Job Description

The Vertebrate Annotation team are looking to recruit a highly motivated bioinformatician to join the Ensembl Genebuild project at the European Bioinformatics Institute (EMBL-EBI), located on the Wellcome Genome Campus, near Cambridge in the UK.

Ensembl Genebuild produces gene annotation for vertebrate species, including the reference gene sets for human and mouse. We are one of the world’s leading groups for identifying the location, structure and tissue-specific expression of genes and their transcripts for large numbers of vertebrate species.

Your main responsibilities will involve running our large-scale annotation system to produce gene annotation. As part of Ensembl Genebuild, you will:

  • Run production pipelines on a large compute cluster to download, process and integrate data from various public sequence archives
  • Produce high-quality, evidence-based gene sets for vertebrate species including protein-coding genes, noncoding RNA genes and pseudogenes
  • Produce tissue-specific RNA-seq alignments and transcript models
  • Collate these data into appropriate databases and files for the Ensembl release cycle
  • Document the data and processes used in gene annotation
  • Contribute to the Ensembl code-base including the design and implementation of new annotation pipelines and software
  • Work collaboratively with other members of Ensembl on data production around the Ensembl release cycles
  • Communicate the team’s work internally and to researchers in the field, including user support

Ensembl Genebuild is a component of the Vertebrate Annotation team. As part of Ensembl Genebuild, you will join seven bioinformaticians who are experts in gene annotation. We have domain area expertise in public archives, alignment methods, software development, large-scale compute, pipeline workflows and automation.

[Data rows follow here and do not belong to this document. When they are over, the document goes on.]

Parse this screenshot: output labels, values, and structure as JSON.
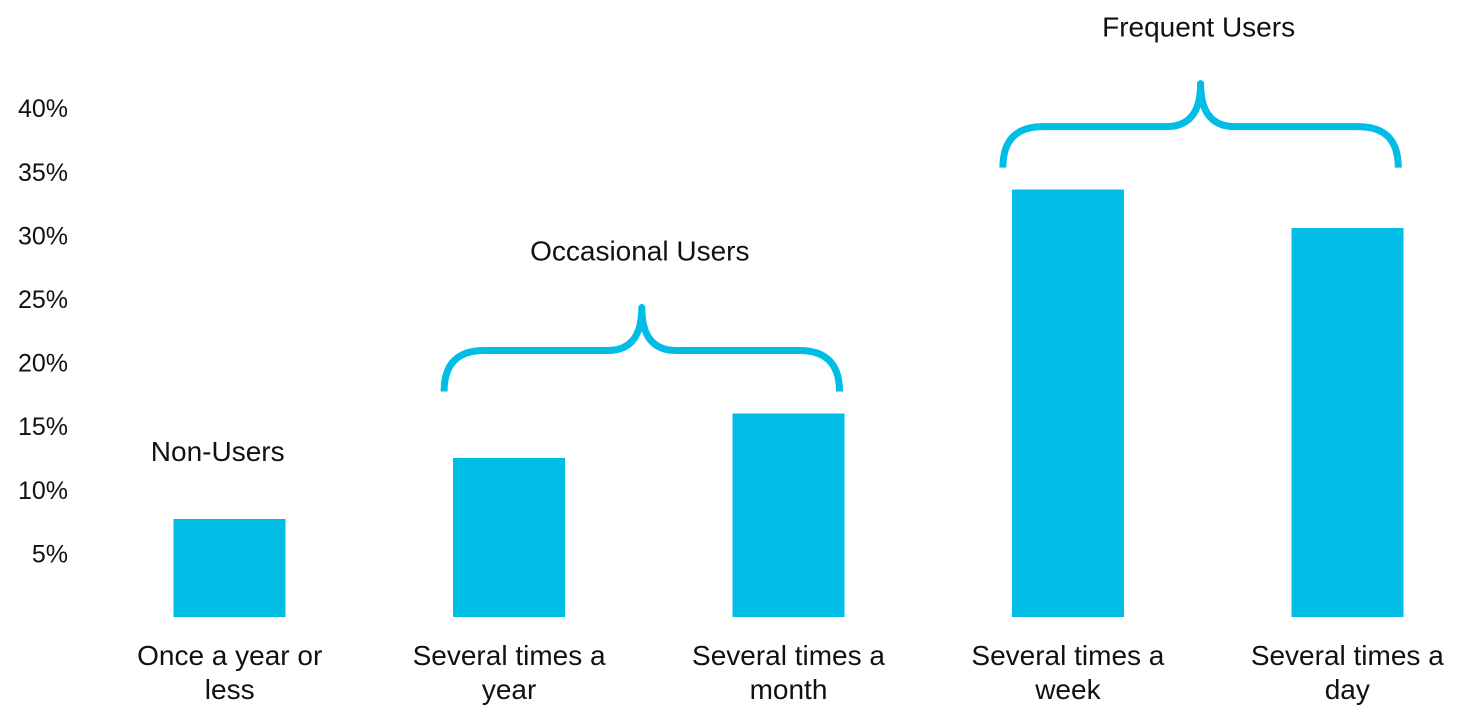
{
  "colors": {
    "bar": "#00bde6",
    "brace": "#00bde6",
    "text": "#111111",
    "background": "#ffffff"
  },
  "chart_data": {
    "type": "bar",
    "title": "",
    "xlabel": "",
    "ylabel": "",
    "ylim": [
      0,
      0.47
    ],
    "grid": false,
    "legend": "none",
    "yticks": [
      0.05,
      0.1,
      0.15,
      0.2,
      0.25,
      0.3,
      0.35,
      0.4
    ],
    "ytick_labels": [
      "5%",
      "10%",
      "15%",
      "20%",
      "25%",
      "30%",
      "35%",
      "40%"
    ],
    "categories": [
      [
        "Once a year or",
        "less"
      ],
      [
        "Several times a",
        "year"
      ],
      [
        "Several times a",
        "month"
      ],
      [
        "Several times a",
        "week"
      ],
      [
        "Several times a",
        "day"
      ]
    ],
    "values": [
      0.077,
      0.125,
      0.16,
      0.336,
      0.306
    ],
    "annotations": [
      {
        "text": "Non-Users",
        "type": "label",
        "from": 0,
        "to": 0
      },
      {
        "text": "Occasional Users",
        "type": "brace",
        "from": 1,
        "to": 2
      },
      {
        "text": "Frequent Users",
        "type": "brace",
        "from": 3,
        "to": 4
      }
    ]
  }
}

Future projects for the team include: scaling up gene annotation pipelines, improving our annotation of noncoding genes, automating and enhancing our RNA-seq annotation pipeline, and developing methods of analysing new data including full-length transcriptomic reads.

This is a unique opportunity to contribute to Ensembl’s mission to analyse, store and disseminate genomic annotation. For further information about Ensembl, please visit: www.ensembl.org and https://github.com/Ensembl.

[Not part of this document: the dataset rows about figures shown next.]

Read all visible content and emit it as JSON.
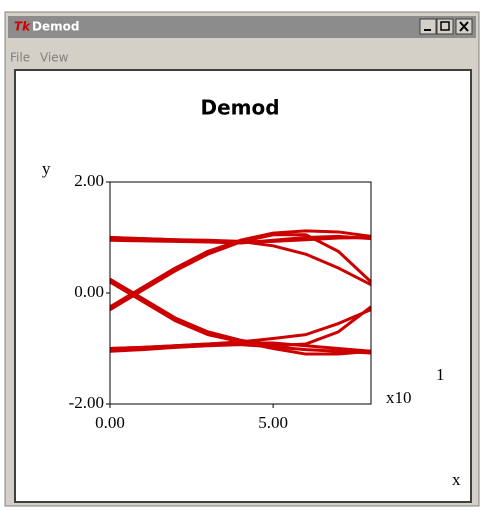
{
  "window": {
    "title": "Demod",
    "menu": [
      "File",
      "View"
    ]
  },
  "chart_data": {
    "type": "line",
    "title": "Demod",
    "x_label": "x",
    "y_label": "y",
    "x_scale_label": "x10",
    "x_scale_exponent": "1",
    "x": [
      0,
      1,
      2,
      3,
      4,
      5,
      6,
      7,
      8
    ],
    "xlim": [
      0,
      8
    ],
    "xticks": [
      {
        "value": 0,
        "label": "0.00"
      },
      {
        "value": 5,
        "label": "5.00"
      }
    ],
    "ylim": [
      -2,
      2
    ],
    "yticks": [
      {
        "value": -2,
        "label": "-2.00"
      },
      {
        "value": 0,
        "label": "0.00"
      },
      {
        "value": 2,
        "label": "2.00"
      }
    ],
    "series": [
      {
        "color": "#cc0000",
        "values": [
          1.0,
          0.98,
          0.96,
          0.93,
          0.92,
          0.93,
          0.96,
          0.99,
          1.0
        ]
      },
      {
        "color": "#cc0000",
        "values": [
          0.95,
          0.94,
          0.93,
          0.92,
          0.9,
          0.95,
          1.0,
          1.02,
          0.98
        ]
      },
      {
        "color": "#cc0000",
        "values": [
          -1.0,
          -0.98,
          -0.95,
          -0.92,
          -0.9,
          -0.9,
          -0.95,
          -1.0,
          -1.05
        ]
      },
      {
        "color": "#cc0000",
        "values": [
          -1.05,
          -1.02,
          -0.98,
          -0.95,
          -0.93,
          -0.97,
          -1.02,
          -1.05,
          -1.08
        ]
      },
      {
        "color": "#cc0000",
        "values": [
          -0.25,
          0.1,
          0.45,
          0.75,
          0.95,
          1.08,
          1.12,
          1.1,
          1.02
        ]
      },
      {
        "color": "#cc0000",
        "values": [
          -0.3,
          0.05,
          0.4,
          0.7,
          0.92,
          1.05,
          1.05,
          0.75,
          0.2
        ]
      },
      {
        "color": "#cc0000",
        "values": [
          0.2,
          -0.15,
          -0.5,
          -0.75,
          -0.88,
          -1.0,
          -1.1,
          -1.1,
          -1.05
        ]
      },
      {
        "color": "#cc0000",
        "values": [
          0.25,
          -0.1,
          -0.45,
          -0.7,
          -0.85,
          -0.95,
          -0.92,
          -0.7,
          -0.25
        ]
      },
      {
        "color": "#cc0000",
        "values": [
          1.0,
          0.98,
          0.96,
          0.95,
          0.93,
          0.85,
          0.7,
          0.45,
          0.15
        ]
      },
      {
        "color": "#cc0000",
        "values": [
          -1.0,
          -0.98,
          -0.95,
          -0.92,
          -0.88,
          -0.82,
          -0.75,
          -0.55,
          -0.3
        ]
      }
    ]
  }
}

For further information about Ensembl Genebuild, please visit:


You should hold an MSc, PhD or equivalent experience in Computer Science, Bioinformatics, Genetics or related fields and be able to write, understand and maintain complex code. You will also have domain experience of eukaryotic genome annotation, the biology of gene expression, current methods for DNA sequencing and sequence alignment.

Previous experience of processing large biological data sets in a production environment would be advantageous, including an understanding of compute clusters, pipeline workflows, software design and automation. Evidence of working in a dynamic, team-based environment or contributing to a large, shared code-base is desirable.

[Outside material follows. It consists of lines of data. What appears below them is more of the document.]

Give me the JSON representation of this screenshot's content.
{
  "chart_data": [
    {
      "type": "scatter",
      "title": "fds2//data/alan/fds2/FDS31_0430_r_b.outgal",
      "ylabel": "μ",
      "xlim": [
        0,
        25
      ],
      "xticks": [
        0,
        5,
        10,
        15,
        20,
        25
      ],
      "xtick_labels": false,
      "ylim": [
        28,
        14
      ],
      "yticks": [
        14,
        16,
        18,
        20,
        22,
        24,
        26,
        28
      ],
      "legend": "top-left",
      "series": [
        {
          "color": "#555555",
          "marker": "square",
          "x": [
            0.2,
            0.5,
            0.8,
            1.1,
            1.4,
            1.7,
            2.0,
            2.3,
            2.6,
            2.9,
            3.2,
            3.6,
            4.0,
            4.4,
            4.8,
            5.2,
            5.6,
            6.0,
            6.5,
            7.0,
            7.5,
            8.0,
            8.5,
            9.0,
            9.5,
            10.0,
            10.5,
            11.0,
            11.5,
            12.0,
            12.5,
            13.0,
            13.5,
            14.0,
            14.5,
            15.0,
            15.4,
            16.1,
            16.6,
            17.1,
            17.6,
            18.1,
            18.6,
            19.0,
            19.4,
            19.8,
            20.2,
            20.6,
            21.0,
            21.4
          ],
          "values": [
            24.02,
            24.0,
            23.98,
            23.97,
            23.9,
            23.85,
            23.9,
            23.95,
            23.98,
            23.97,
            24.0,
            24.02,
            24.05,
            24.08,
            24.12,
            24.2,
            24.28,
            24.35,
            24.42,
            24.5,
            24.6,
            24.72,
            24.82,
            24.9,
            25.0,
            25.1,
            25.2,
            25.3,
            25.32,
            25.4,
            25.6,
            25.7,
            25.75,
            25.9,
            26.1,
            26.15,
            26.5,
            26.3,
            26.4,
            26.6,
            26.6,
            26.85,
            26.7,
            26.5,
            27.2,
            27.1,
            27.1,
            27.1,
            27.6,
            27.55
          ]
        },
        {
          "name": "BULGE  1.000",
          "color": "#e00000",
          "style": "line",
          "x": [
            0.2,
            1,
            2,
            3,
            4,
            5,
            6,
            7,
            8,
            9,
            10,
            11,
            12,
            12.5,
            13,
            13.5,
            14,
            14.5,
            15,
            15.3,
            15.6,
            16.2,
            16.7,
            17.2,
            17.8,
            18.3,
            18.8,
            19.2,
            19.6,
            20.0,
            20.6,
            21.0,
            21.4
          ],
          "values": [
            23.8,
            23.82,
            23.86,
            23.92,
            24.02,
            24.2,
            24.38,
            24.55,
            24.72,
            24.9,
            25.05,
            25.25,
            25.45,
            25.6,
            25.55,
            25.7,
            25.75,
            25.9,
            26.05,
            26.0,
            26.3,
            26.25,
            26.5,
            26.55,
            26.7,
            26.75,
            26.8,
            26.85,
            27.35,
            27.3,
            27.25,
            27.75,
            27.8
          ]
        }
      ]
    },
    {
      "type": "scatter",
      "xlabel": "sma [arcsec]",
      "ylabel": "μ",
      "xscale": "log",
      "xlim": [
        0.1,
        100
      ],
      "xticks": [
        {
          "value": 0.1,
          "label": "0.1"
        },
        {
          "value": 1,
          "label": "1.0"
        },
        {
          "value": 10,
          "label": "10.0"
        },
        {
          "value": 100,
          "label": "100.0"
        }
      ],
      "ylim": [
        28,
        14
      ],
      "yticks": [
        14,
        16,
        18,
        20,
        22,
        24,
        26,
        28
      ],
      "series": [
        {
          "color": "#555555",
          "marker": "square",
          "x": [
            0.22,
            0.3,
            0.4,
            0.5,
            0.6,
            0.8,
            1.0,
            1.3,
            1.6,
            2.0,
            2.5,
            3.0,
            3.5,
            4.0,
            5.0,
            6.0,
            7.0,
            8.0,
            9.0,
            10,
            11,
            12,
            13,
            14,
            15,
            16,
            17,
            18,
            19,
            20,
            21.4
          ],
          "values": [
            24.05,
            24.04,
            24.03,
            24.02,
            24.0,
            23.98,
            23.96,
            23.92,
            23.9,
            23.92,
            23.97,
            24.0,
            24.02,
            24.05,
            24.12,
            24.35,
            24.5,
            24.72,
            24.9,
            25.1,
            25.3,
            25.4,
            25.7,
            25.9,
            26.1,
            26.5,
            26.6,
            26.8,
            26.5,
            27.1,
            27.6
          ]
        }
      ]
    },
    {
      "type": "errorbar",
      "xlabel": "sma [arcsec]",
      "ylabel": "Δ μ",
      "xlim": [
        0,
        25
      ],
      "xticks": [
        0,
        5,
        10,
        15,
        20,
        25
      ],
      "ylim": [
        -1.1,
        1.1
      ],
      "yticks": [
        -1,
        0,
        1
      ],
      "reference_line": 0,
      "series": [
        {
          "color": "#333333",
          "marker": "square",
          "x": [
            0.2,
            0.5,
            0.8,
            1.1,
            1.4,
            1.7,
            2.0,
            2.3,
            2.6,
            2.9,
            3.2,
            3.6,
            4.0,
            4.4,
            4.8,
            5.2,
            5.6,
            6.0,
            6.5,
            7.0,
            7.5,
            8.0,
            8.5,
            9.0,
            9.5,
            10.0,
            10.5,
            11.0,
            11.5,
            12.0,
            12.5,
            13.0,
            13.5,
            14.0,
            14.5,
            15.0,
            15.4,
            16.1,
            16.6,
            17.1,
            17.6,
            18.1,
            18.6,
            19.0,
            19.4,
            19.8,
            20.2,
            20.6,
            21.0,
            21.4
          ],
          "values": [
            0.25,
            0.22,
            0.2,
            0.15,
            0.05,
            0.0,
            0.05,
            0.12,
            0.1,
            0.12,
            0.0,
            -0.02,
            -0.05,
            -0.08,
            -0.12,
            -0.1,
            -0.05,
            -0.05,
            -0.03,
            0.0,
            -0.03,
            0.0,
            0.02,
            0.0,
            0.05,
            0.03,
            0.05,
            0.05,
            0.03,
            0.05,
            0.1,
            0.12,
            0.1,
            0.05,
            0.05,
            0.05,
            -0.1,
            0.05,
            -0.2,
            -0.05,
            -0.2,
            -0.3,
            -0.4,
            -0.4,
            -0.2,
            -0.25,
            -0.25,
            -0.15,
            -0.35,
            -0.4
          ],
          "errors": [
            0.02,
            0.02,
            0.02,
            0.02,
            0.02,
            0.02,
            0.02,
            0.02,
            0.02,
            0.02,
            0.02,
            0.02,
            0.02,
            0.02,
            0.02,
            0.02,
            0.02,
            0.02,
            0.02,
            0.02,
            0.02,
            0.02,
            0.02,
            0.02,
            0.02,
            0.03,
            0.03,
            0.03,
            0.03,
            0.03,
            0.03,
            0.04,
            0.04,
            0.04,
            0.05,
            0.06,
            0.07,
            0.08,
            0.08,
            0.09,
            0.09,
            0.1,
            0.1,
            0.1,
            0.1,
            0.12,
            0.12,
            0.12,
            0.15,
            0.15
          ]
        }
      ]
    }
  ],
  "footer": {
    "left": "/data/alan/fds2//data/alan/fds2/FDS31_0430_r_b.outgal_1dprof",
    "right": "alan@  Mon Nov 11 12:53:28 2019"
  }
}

Proficiency in object-oriented programming, experience in compute clusters and in developing software in a primarily Unix-based environment, and familiarity with development tools such as Git are essential. Experience in developing computationally efficient solutions, working on a large but continually-evolving codebase, and familiarity with relational databases would be an advantage.

You will have good communication and interpersonal skills, be a self-starter, and have the ability to manage your own time to meet the needs of several projects. The key attributes sought are the ability to work in a team, excellent attention to detail, solid problem solving skills, and the desire to learn and improve. Furthermore, you should demonstrate your ability to communicate both biological and computational ideas (orally and in writing), time management to deadlines, and a desire to work in an international environment.

How to Apply

To apply please submit a covering letter and CV, with two referees, through our online system.

About Our Organization

EMBL-EBI is part of the European Molecular Biology Laboratory (EMBL) and it is a world-leading bioinformatics centre providing biological data to the scientific community with expertise in data storage, analysis and representation. EMBL-EBI provides freely available data from life science experiments, performs basic research in computational biology and offers an extensive user training programme, supporting researchers in academic and industry. We have close ties with both the University of Cambridge and the Wellcome Trust Sanger Institute.